Günümüzde dünya çapında çeşitli sebeplerle zorla yerlerinden edilmiş yaklaşık 83 milyon insan bulunuyor. İnsanların, sınırlar arası kitlesel göç hareketleri zamanımızın tartışmasız en önemli meselelerinden biri. Yakın dönemli örnekler halen çok taze; nehrin durgun yüzeyine bir taş düşünce merkezden çevreye doğru sıçrayan su damlacıkları gibi sınırlarının her bölgesinden komşu ülkelere dağılan Suriyeliler veya İran üzerinden Türkiye'ye geçen Afganlar…Zorla yerinden edilme, tarihsel olarak yeni bir olay değil. Göç, insanlık tarihi kadar eskidir ve şekli ne olursa olsun göçü yaratan koşullar tarih boyunca olduğu gibi günümüzde de dünyanın çeşitli yerlerinde yeniden ve yeniden üretiliyor. İnsanlar binlerce yıldır daha iyi bir hayat için evlerini terk ediyor. Göçmenler, kökeninde ister savaş veya siyasal sebepler, isterse de ekonomik gereklilikler olsun, yaşamlarını güvenle sürdürebilecekleri bir yer için göç ediyor.
Uluslararası göç tartışmalarının birçok yönü var. Fakat bunların çoğu, sorunu basit bir fayda-zarar hesabına indirgeyerek, göç alan ve göç veren ülkeler için göçün ekonomik/siyasal maliyet ve faydalarına odaklanıyor. Hâlbuki göçün bir de insani yönü var. Yerlerinden edilen insanlar sadece evlerinden veya alışık oldukları ortamdan ayrılmıyor fakat aynı zamanda sürgünü, dışlanmayı ve yabancılaşmayı da deneyimliyor. Belki de daha önemlisi, kendilerinden bir parçayı her zaman geride bırakıyor.
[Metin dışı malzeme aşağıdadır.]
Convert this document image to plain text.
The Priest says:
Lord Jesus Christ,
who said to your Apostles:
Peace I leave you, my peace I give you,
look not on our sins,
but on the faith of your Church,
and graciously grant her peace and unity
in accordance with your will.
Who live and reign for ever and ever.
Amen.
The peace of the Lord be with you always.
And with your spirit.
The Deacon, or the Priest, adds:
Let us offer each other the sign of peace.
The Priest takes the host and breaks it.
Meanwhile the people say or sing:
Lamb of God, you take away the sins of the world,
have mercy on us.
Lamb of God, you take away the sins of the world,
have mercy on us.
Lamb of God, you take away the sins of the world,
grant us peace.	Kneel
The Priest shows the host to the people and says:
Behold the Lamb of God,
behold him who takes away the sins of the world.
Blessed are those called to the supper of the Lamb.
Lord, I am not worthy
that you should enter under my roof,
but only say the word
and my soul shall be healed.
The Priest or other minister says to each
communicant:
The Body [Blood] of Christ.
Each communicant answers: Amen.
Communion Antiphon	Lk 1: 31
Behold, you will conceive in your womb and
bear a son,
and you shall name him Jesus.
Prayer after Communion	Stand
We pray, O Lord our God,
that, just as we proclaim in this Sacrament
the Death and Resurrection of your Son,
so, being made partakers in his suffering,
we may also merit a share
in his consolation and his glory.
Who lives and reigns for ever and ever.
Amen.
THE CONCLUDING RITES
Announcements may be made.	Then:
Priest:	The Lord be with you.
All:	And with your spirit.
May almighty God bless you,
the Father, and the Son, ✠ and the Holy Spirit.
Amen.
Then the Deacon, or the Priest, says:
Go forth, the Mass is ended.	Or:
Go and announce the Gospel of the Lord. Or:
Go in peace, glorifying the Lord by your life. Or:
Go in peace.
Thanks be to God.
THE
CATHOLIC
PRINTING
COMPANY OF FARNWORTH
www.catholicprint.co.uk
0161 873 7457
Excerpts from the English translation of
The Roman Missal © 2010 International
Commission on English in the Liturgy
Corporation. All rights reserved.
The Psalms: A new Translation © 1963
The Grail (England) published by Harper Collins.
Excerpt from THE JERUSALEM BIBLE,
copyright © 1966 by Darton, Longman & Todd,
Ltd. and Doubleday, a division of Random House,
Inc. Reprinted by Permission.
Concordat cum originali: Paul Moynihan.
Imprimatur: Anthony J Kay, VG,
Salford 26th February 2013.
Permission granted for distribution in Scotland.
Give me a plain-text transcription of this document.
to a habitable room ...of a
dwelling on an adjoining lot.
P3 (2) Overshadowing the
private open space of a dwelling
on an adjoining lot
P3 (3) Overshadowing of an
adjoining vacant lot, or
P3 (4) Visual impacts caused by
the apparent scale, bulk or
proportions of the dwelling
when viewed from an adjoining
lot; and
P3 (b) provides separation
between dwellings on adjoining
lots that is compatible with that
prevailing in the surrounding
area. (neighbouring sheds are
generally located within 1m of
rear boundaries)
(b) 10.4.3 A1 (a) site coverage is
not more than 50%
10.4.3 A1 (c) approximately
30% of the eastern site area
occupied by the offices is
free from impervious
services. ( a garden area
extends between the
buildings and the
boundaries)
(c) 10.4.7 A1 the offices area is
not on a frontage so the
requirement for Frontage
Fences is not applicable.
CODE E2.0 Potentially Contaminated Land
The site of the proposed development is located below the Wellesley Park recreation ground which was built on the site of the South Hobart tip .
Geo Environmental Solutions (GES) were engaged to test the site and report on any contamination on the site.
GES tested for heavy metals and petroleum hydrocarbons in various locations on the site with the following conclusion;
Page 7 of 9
Birileri gider, ama geride de daima birileri kalır. Düzensiz yollardan göçün yüksek maliyeti, katı göç politikaları ve ev sahibi ülkelerdeki koşulların belirsizliği, göçmenleri, aile üyelerini arkalarında bırakmaya zorlar. Fakat göç, gideni olduğu gibi kalanı da etkiler. Evini geride bırakmak, zorlukların büyük de olsa henüz ilk adımıdır. Gidenler, kendilerine her açıdan yabancı ve yer yer düşmanca duygular besleyen insanların arasında, yasal sorunların yanı sıra dil, işsizlik, dışlanma ve kültürel yabancılaşma gibi pek çok zorlukla mücadele etmek zorundadır. Ama kalanların durumu da artık eskisi gibi değildir.
Geride kalanlar genellikle kadınlar ve çocuklardır. Çoğu zaman, özellikle de çatışma kaynaklı göçlerde, göçün onların üzerindeki etkileri hakkında, gidenlerinkinden çok daha az şey biliriz. Ülkelerindeki göçe neden olan elverişsiz koşullar nedeniyle geride kalanların da tıpkı çatışmaların her an yeniden tırmanabileceği Suriye'de yıkıntı şehirlerde yaşayan kadın ve çocuklar gibi savunmasız olduklarını düşünmek zor değil.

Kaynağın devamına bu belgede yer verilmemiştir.